The following Java example demonstrates usage of the summary vertex:
// Add vertices and edges.
final Vertex alfred = g.addV("person").property("name", "Alfred Simmons").property("age", 30).next();
final Vertex susan = g.addV("person").property("name", "Susan Field").property("location", "Vancouver").next();
final Vertex terence = g.addV("person").property("name", "Terence Tom").next();
final Vertex mycroft = g.addV("cat").property("breed", "Maine Coone").next();
g.addE("knows").from(alfred).to(susan).property("weight", 1.0).iterate();
g.addE("knows").from(alfred).to(terence).property("since", "2022").iterate();
g.addE("knows").from(susan).to(terence).iterate();
g.addE("swonk").from(terence).to(alfred).iterate();
g.addE("owns").from(alfred).to(mycroft).iterate();
// Add a sleep to allow the summary task to run.
Thread.sleep(1000);
// Get summary vertex.
final Vertex summary = g.V("~graph_summary").next();
// Loop through properties.
final Iterator<VertexProperty<Object>> properties = summary.properties();
while (properties.hasNext()) {
VertexProperty<Object> property = properties.next();
System.out.println(property.key() + ": " + property.value());
}
The above example produces the following output:
vertex_count_per_label: {person=3, cat=1}
edge_count_per_label: {swonk=1, owns=1, knows=3}
vertex_properties_per_label: {person=[name, location, age], cat=[breed]}
vertex_count: 4
edge_count: 5
edge_properties_per_label: {swonk=[], owns=[], knows=[weight, since]}
You can also use the call
step to retrieve summary data. The
following Java example uses call
:
// Get summary vertex.
final Object summary = g.call("summary").next();
System.out.println(summary);
The above example produces the following output.
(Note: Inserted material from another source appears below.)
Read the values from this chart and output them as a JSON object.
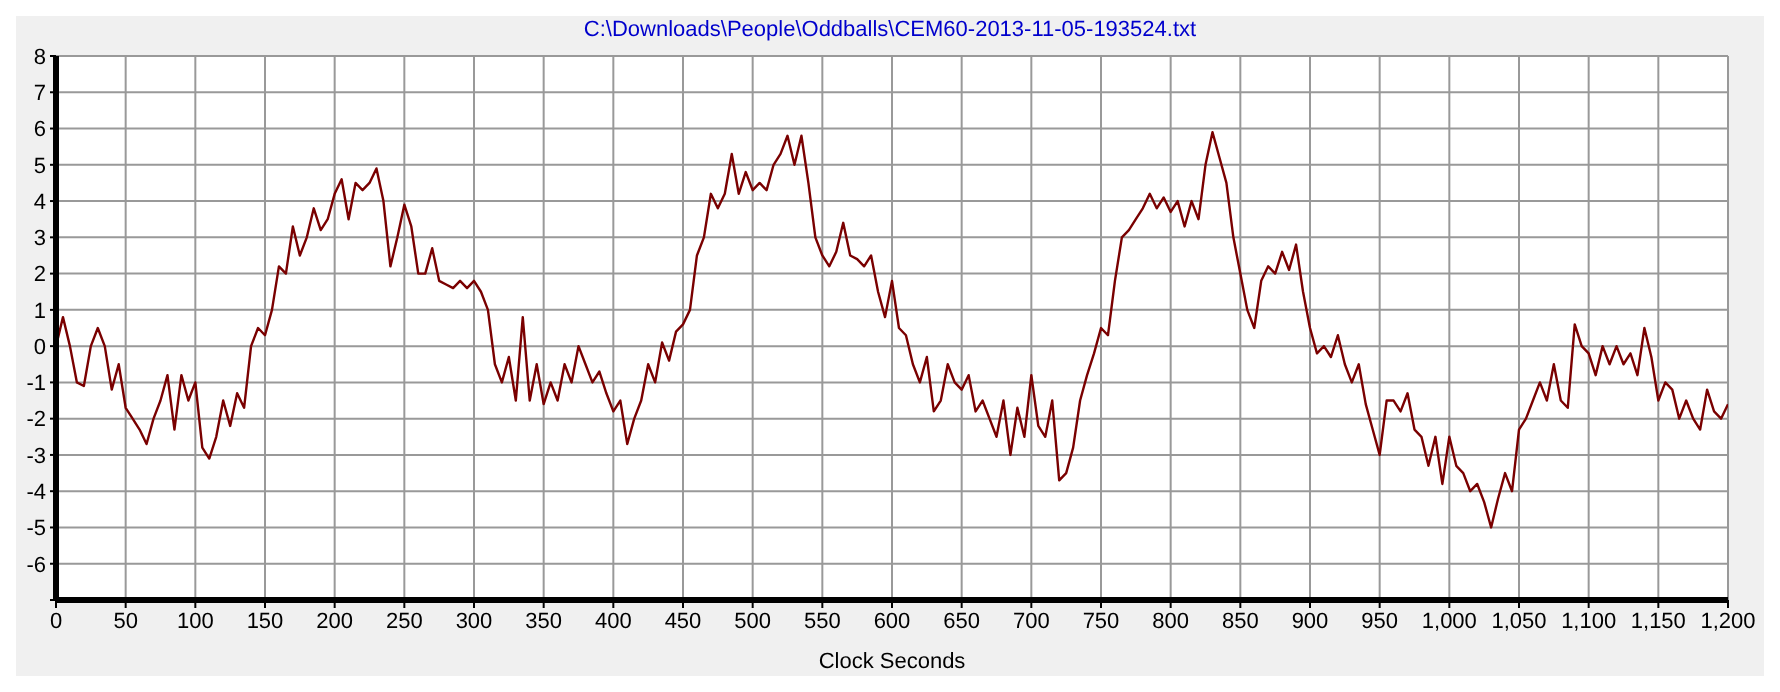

The summary Object is a Map:
{Edge properties by label={swonk=[], owns=[], knows=[weight, since]}, Total vertex count=4, Vertex count by label={person=3, cat=1}, Vertex properties by label={person=[name, location, age], cat=[breed]}, Total edge count=5, Edge count by label={swonk=1, owns=1, knows=3}}
You can also use pretty print support for more readable output:
// Get summary vertex.
final Object summary = g.call("summary").with("pretty").next();
System.out.println(summary);
Output:
Total vertex count: 4.
Vertex count by label: {person=3, cat=1}.
Vertex properties by label: {person=[name, location, age], cat=[breed]}.
Total edge count: 5.
Edge count by label: {swonk=1, owns=1, knows=3}.
Edge properties by label: {swonk=[], owns=[], knows=[weight, since]}.